Les messages des lecteurs m'avaient encouragée quotidiennement à continuer sur ma lancée. Mes abonnés me réclamaient toujours plus de publications. Une tasse de thé posée à côté de l'ordinateur, je tapais sur mon clavier parfois jusqu'à minuit dans le calme de la maisonnée.

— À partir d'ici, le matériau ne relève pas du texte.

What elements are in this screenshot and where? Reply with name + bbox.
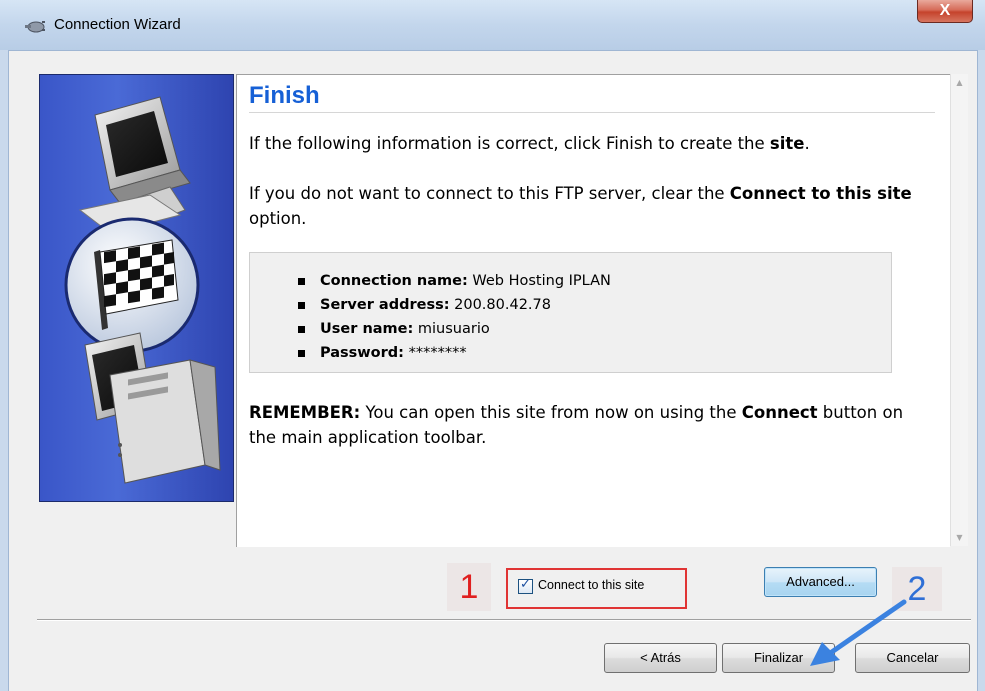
scroll-down-arrow-icon[interactable]: ▼ xyxy=(951,529,968,546)
instruction-text-2-start: If you do not want to connect to this FT… xyxy=(249,184,730,203)
window-frame-right xyxy=(977,50,985,691)
title-divider xyxy=(249,112,935,113)
detail-label: Password: xyxy=(320,345,404,361)
wizard-illustration xyxy=(39,74,234,502)
instruction-text-2-bold: Connect to this site xyxy=(729,184,912,203)
detail-value: Web Hosting IPLAN xyxy=(467,273,611,289)
title-bar[interactable]: Connection Wizard X xyxy=(0,0,985,51)
plug-icon xyxy=(25,21,45,33)
detail-value: miusuario xyxy=(413,321,490,337)
bullet-icon xyxy=(298,350,305,357)
connection-details-list: Connection name: Web Hosting IPLAN Serve… xyxy=(298,269,611,365)
vertical-scrollbar[interactable]: ▲ ▼ xyxy=(950,74,968,546)
connection-summary-box: Connection name: Web Hosting IPLAN Serve… xyxy=(249,252,892,373)
connect-checkbox[interactable]: ✓ xyxy=(518,577,533,594)
remember-text-start: You can open this site from now on using… xyxy=(360,403,742,422)
bullet-icon xyxy=(298,278,305,285)
list-item: Password: ******** xyxy=(298,341,611,365)
instruction-text-1-start: If the following information is correct,… xyxy=(249,134,770,153)
window-frame-left xyxy=(0,50,9,691)
window-title: Connection Wizard xyxy=(54,16,181,33)
detail-label: Server address: xyxy=(320,297,450,313)
list-item: User name: miusuario xyxy=(298,317,611,341)
instruction-text-1-bold: site xyxy=(769,134,805,153)
list-item: Server address: 200.80.42.78 xyxy=(298,293,611,317)
detail-value: 200.80.42.78 xyxy=(449,297,551,313)
page-title: Finish xyxy=(249,82,320,109)
back-button[interactable]: < Atrás xyxy=(604,643,717,673)
list-item: Connection name: Web Hosting IPLAN xyxy=(298,269,611,293)
connection-wizard-window: Connection Wizard X ▲ ▼ Finish If the fo… xyxy=(0,0,985,691)
remember-label: REMEMBER: xyxy=(249,403,361,422)
annotation-step-1: 1 xyxy=(459,568,479,606)
close-button[interactable]: X xyxy=(917,0,973,23)
instruction-text-1: If the following information is correct,… xyxy=(249,131,929,156)
bullet-icon xyxy=(298,326,305,333)
bullet-icon xyxy=(298,302,305,309)
instruction-text-1-end: . xyxy=(804,134,810,153)
remember-text: REMEMBER: You can open this site from no… xyxy=(249,400,929,450)
instruction-text-2-end: option. xyxy=(249,209,307,228)
detail-label: Connection name: xyxy=(320,273,468,289)
detail-label: User name: xyxy=(320,321,414,337)
close-icon: X xyxy=(939,2,951,19)
remember-connect-bold: Connect xyxy=(741,403,818,422)
annotation-arrow-icon xyxy=(810,599,907,666)
checkmark-icon: ✓ xyxy=(520,577,531,592)
detail-value: ******** xyxy=(403,345,467,361)
connect-checkbox-label[interactable]: Connect to this site xyxy=(538,578,644,592)
advanced-button[interactable]: Advanced... xyxy=(764,567,877,597)
computers-finish-flag-icon xyxy=(64,96,221,484)
scroll-up-arrow-icon[interactable]: ▲ xyxy=(951,74,968,91)
instruction-text-2: If you do not want to connect to this FT… xyxy=(249,181,929,231)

J'alimentais aussi le site web du refuge sur lequel j'indiquais les prochaines animations que je comptais organiser pour le faire vivre. Chaque animal bénéficiait d'une fiche de présentation agrémentée d'une photo, ainsi que des précisions sur les habitudes et manies du pensionnaire. Ainsi les personnes intéressées par l'adoption d'un des chiens pouvaient au préalable réfléchir à celui qui lui conviendrait vraiment en fonction de son mode de vie et de ses aspirations. La prise de contact se faisait ensuite par téléphone et la visite du lieu était possible seulement sur rendez-vous.

J'avais choisi ce mode de fonctionnement car un jour, le 27 août exactement, j'avais été agressée par un homme soi-disant passionné par les chiens qui insistait pour venir les voir immédiatement et en choisir un. Comme les adoptions n'étaient pas si fréquentes, surtout en plein été, j'avais accepté de le recevoir.

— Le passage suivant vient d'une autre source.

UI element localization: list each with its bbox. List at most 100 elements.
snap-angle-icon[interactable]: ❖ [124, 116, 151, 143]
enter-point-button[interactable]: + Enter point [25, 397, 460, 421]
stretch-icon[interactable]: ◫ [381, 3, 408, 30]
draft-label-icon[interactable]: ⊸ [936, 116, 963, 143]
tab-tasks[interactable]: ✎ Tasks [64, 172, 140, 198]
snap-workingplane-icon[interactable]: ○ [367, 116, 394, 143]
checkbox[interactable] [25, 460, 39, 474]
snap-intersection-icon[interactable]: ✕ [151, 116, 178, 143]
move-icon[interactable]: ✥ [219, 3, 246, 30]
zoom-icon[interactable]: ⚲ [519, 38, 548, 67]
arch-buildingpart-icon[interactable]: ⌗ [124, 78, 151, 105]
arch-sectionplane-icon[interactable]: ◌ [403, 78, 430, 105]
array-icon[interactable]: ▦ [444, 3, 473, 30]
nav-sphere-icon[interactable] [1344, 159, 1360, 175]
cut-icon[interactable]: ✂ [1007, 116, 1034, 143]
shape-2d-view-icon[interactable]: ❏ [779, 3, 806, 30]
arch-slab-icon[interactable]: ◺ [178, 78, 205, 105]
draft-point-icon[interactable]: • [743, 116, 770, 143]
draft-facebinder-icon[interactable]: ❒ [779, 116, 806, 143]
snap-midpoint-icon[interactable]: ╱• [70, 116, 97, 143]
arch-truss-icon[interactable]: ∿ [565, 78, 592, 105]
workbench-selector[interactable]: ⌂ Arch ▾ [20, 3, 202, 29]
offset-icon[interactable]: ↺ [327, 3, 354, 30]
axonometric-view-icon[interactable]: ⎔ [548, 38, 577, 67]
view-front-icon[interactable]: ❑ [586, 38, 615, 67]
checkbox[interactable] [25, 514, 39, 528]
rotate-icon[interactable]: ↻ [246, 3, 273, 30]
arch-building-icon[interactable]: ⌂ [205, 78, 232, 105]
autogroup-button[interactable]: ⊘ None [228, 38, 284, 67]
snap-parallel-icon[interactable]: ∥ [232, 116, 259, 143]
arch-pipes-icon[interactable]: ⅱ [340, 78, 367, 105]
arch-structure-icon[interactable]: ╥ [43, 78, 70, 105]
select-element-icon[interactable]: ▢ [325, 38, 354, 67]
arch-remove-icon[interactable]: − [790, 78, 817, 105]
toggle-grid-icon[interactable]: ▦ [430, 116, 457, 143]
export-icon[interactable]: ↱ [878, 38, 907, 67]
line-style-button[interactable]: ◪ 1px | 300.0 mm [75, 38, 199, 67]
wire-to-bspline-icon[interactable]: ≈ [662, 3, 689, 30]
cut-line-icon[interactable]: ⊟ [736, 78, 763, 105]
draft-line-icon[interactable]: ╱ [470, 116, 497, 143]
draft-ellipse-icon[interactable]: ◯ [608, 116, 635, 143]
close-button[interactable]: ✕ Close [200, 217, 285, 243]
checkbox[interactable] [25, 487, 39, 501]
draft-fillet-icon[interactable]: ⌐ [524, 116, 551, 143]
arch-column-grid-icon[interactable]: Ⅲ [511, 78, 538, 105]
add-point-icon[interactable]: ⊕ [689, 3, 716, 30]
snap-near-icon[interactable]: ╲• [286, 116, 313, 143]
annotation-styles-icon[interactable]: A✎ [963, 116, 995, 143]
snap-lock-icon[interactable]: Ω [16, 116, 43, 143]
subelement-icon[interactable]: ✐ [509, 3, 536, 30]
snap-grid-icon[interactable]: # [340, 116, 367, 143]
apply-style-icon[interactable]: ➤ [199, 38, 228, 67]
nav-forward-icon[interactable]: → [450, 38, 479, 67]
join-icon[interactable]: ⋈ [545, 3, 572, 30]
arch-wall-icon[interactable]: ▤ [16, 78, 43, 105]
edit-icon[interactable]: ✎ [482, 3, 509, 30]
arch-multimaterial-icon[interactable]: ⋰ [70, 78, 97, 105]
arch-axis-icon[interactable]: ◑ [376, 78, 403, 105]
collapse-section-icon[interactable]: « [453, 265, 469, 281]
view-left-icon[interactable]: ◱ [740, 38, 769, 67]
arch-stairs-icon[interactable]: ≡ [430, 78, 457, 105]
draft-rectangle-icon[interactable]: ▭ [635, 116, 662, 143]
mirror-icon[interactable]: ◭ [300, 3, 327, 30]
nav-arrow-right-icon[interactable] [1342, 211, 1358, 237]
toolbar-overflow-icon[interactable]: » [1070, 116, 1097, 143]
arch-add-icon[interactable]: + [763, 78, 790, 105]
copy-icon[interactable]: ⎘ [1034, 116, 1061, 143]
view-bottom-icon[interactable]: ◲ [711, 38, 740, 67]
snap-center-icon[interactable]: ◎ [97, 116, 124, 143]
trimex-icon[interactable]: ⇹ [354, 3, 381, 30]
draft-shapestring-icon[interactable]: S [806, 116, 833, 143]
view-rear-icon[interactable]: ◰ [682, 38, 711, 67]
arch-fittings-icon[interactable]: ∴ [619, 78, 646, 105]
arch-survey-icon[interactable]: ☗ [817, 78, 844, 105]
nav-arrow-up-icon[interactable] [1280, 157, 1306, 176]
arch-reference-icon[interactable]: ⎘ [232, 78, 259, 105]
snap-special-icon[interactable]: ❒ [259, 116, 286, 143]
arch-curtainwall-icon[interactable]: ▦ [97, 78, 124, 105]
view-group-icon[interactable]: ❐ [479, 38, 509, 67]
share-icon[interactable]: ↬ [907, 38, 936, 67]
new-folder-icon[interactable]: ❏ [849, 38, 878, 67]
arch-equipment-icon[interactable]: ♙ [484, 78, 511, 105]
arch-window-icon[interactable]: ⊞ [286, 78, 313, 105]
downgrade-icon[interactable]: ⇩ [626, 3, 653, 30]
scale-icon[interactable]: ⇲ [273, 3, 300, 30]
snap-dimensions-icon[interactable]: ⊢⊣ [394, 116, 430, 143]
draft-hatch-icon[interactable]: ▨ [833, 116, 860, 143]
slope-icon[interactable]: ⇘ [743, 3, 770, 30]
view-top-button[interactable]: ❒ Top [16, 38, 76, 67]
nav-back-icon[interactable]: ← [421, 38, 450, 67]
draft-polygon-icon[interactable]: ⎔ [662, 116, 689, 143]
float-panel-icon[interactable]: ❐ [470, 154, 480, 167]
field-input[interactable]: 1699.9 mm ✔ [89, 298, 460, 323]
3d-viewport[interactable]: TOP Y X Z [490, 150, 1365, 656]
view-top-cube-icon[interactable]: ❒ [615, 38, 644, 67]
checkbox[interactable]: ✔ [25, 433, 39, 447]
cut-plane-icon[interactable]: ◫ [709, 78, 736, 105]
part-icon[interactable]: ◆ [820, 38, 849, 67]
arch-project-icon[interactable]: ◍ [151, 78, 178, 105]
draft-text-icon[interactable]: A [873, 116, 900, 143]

Dès son arrivée, je sentis que les choses allaient mal tourner, mon instinct me disait de me méfier, quelque chose dans son attitude me faisait présager un danger. Je me demandais comment je pourrais me défendre si jamais j'étais victime un jour d'une personne malveillante.

Aucun système d'alarme n’avait été installé, je n'avais même pas mis en place des caméras de surveillance. Je ne m'étais pas procurée non plus une bombe anti-agression. Bref, ma naïveté me faisait croire que rien de mal ne pourrait se produire et pourtant cela arriva.

Il sortit de sa voiture, un pick-up américain, un modèle voyant à double essieu, avec l'air de celui à qui on concède tout sans concessions. Sa grande stature en imposait. Sa mâchoire carrée, ses cheveux longs et gras entourant son visage et ses gros yeux globuleux ne m'inspiraient pas confiance.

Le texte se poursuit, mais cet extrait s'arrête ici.